Thursday, July 21, 2016

Understanding of sql loader, oracle export/import and oracle data pump.


Oracle SQL Loader
Oracle SQL Loader is a utility for loading data into an Oracle database and is often used for transporting data from a non-Oracle source system to an Oracle data warehouse. It is a versatile utility that can load data in almost any format, can load multiple files at the same time into multiple tables and can load data from files on disk, on tape or from a named pipe.

It runs in one of 3 modes:

conventional load.
direct-path load.
external-path load.

The conventional load is the default method and has less restrictions (see below) than the direct-path load which is generally much faster but less flexible. The direct-path load is faster for large data sets as it doesn't generate any undo data and bypasses the database buffer cache but it is limited to use just on heap tables (see below for the other restrictions). The external-path load creates an external table for the specified data file and then executes SQL INSERT statements to load the data into the target table.

This mode has 2 advantages over direct-path and conventional loads:

1.         If a data file is big enough it will be loaded in parallel;
2.         The source data can be modified by SQL and PL/SQL functions as it is being loaded.

SQL*Loader enables you to:

Load data from multiple files (from disk, tape or named pipe) into one or more target tables in the same load
Load data in any character set supported by Oracle
Load or discard records depending on values in the input fields
Transform the data before loading using SQL functions
Generate unique sequential keys for specified columns
Append to existing data or replace existing data
Load large objects (lobs), collections (nested tables and varrays) and object-relational data

How It Works

Oracle SQL Loader processes the input data files according to the directions in a text file called the control file which specifies the names and locations of the source data files, the format of the data to be loaded and the data transformations to be performed when loading.

As the input files are processed, any records that do not pass format checks are written to the bad file and any records that do not meet the specified selection criteria are written to the discard file.

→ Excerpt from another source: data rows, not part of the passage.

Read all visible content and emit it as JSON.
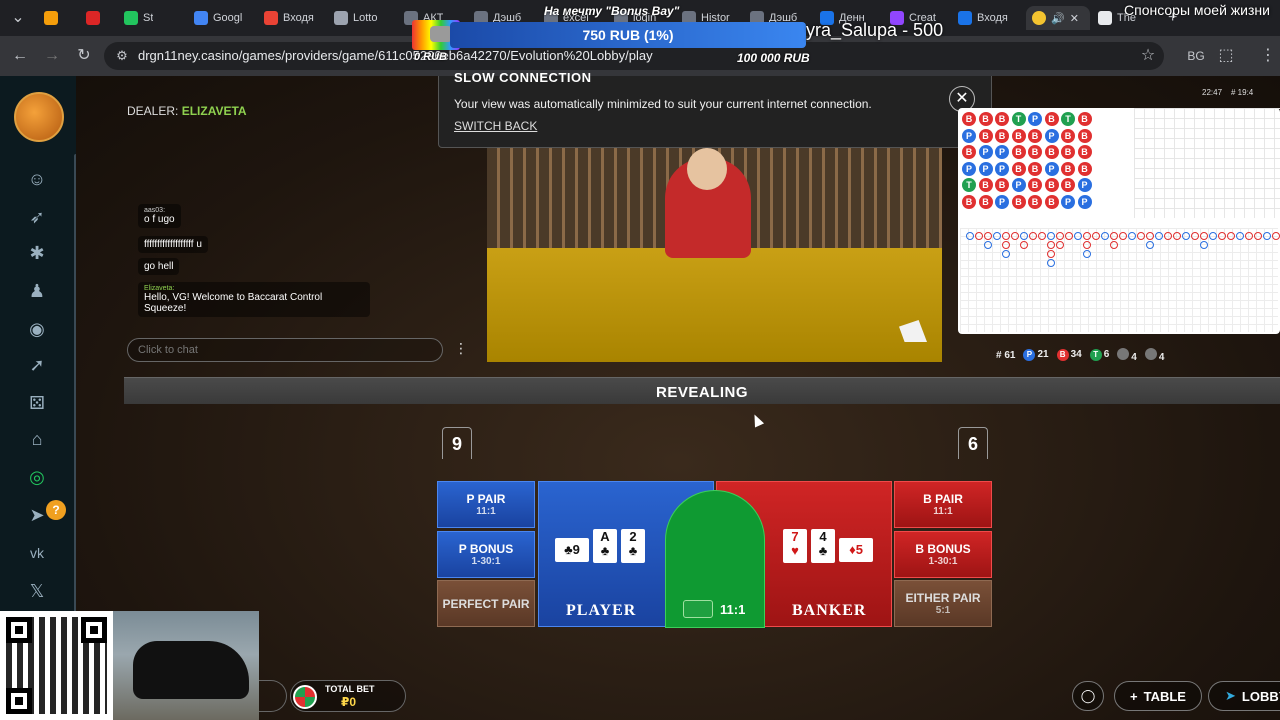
{
  "browser": {
    "tabs": [
      {
        "label": "St",
        "color": "#22c55e"
      },
      {
        "label": "Googl",
        "color": "#4285f4"
      },
      {
        "label": "Входя",
        "color": "#ea4335"
      },
      {
        "label": "Lotto",
        "color": "#9ca3af"
      },
      {
        "label": "АКТ",
        "color": "#6b7280"
      },
      {
        "label": "Дэшб",
        "color": "#6b7280"
      },
      {
        "label": "excel",
        "color": "#6b7280"
      },
      {
        "label": "login",
        "color": "#6b7280"
      },
      {
        "label": "Histor",
        "color": "#6b7280"
      },
      {
        "label": "Дэшб",
        "color": "#6b7280"
      },
      {
        "label": "Денн",
        "color": "#1a73e8"
      },
      {
        "label": "Creat",
        "color": "#9146ff"
      },
      {
        "label": "Входя",
        "color": "#1a73e8"
      },
      {
        "label": "The",
        "color": "#e8eaed"
      }
    ],
    "url": "drgn11ney.casino/games/providers/game/611c05",
    "url_suffix": "296eb6a42270/Evolution%20Lobby/play",
    "extension_badge": "BG"
  },
  "stream_overlay": {
    "title": "На мечту \"Bonus Bay\"",
    "progress_text": "750 RUB (1%)",
    "progress_fraction": 0.01,
    "left_amount": "0 RUB",
    "right_amount": "100 000 RUB",
    "sponsor": "Спонсоры моей жизни",
    "donor": "yra_Salupa - 500"
  },
  "slow_connection": {
    "title": "SLOW CONNECTION",
    "message": "Your view was automatically minimized to suit your current internet connection.",
    "link": "SWITCH BACK"
  },
  "dealer": {
    "label": "DEALER:",
    "name": "ELIZAVETA"
  },
  "chat": {
    "messages": [
      {
        "user": "aas03:",
        "text": "o f ugo"
      },
      {
        "user": "",
        "text": "fffffffffffffffffff u"
      },
      {
        "user": "",
        "text": "go hell"
      },
      {
        "user": "Elizaveta:",
        "text": "Hello, VG! Welcome to Baccarat Control Squeeze!"
      }
    ],
    "input_placeholder": "Click to chat"
  },
  "clock": "22:47",
  "clock_suffix": "# 19:4",
  "stats": {
    "hands": "# 61",
    "player_wins": "21",
    "banker_wins": "34",
    "ties": "6",
    "player_pairs": "4",
    "banker_pairs": "4",
    "p_label": "P",
    "b_label": "B",
    "t_label": "T"
  },
  "status": "REVEALING",
  "scores": {
    "player": "9",
    "banker": "6"
  },
  "bets": {
    "p_pair": {
      "label": "P PAIR",
      "odds": "11:1"
    },
    "p_bonus": {
      "label": "P BONUS",
      "odds": "1-30:1"
    },
    "perfect_pair": {
      "label": "PERFECT PAIR",
      "odds": ""
    },
    "player": {
      "label": "PLAYER"
    },
    "tie": {
      "odds": "11:1"
    },
    "banker": {
      "label": "BANKER"
    },
    "b_pair": {
      "label": "B PAIR",
      "odds": "11:1"
    },
    "b_bonus": {
      "label": "B BONUS",
      "odds": "1-30:1"
    },
    "either_pair": {
      "label": "EITHER PAIR",
      "odds": "5:1"
    }
  },
  "player_cards": [
    {
      "rank": "9",
      "suit": "♣",
      "color": "black",
      "sideways": true
    },
    {
      "rank": "A",
      "suit": "♣",
      "color": "black",
      "sideways": false
    },
    {
      "rank": "2",
      "suit": "♣",
      "color": "black",
      "sideways": false
    }
  ],
  "banker_cards": [
    {
      "rank": "7",
      "suit": "♥",
      "color": "red",
      "sideways": false
    },
    {
      "rank": "4",
      "suit": "♣",
      "color": "black",
      "sideways": false
    },
    {
      "rank": "5",
      "suit": "♦",
      "color": "red",
      "sideways": true
    }
  ],
  "total_bet": {
    "label": "TOTAL BET",
    "value": "₽0"
  },
  "bottom_buttons": {
    "table": "TABLE",
    "lobby": "LOBBY"
  },
  "bead_road": [
    "B",
    "P",
    "B",
    "P",
    "T",
    "B",
    "B",
    "B",
    "P",
    "P",
    "B",
    "B",
    "B",
    "B",
    "P",
    "P",
    "B",
    "P",
    "T",
    "B",
    "B",
    "B",
    "P",
    "B",
    "P",
    "B",
    "B",
    "B",
    "B",
    "B",
    "B",
    "P",
    "B",
    "P",
    "B",
    "B",
    "T",
    "B",
    "B",
    "B",
    "B",
    "P",
    "B",
    "B",
    "B",
    "B",
    "P",
    "P"
  ],
  "colors": {
    "player": "#2a6fe0",
    "banker": "#e03030",
    "tie": "#20a050"
  }
}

Records that pass both format and selection criteria are written to the specified target tables but they may still be rejected because of, for example, constraint violations in which case they are written to the bad file along with those records rejected for being invalid.

A log file containing a detailed summary of the load, including a description of any errors that occurred during the load is also produced.

How to Use Oracle SQL Loader

Oracle SQL Loader is initiated from the command line and the various parameters such as the name of the control file and the userid can be specified at the same time but it is generally a lot easier to put all these parameters into a parameter file, thereby saving on typing and frustration when typos are made. Which of the conventional/direct path/external path load types to use is a trade off between performance and flexibility.

The default load type is the conventional load which creates and executes SQL insert statements to load the data into the target tables.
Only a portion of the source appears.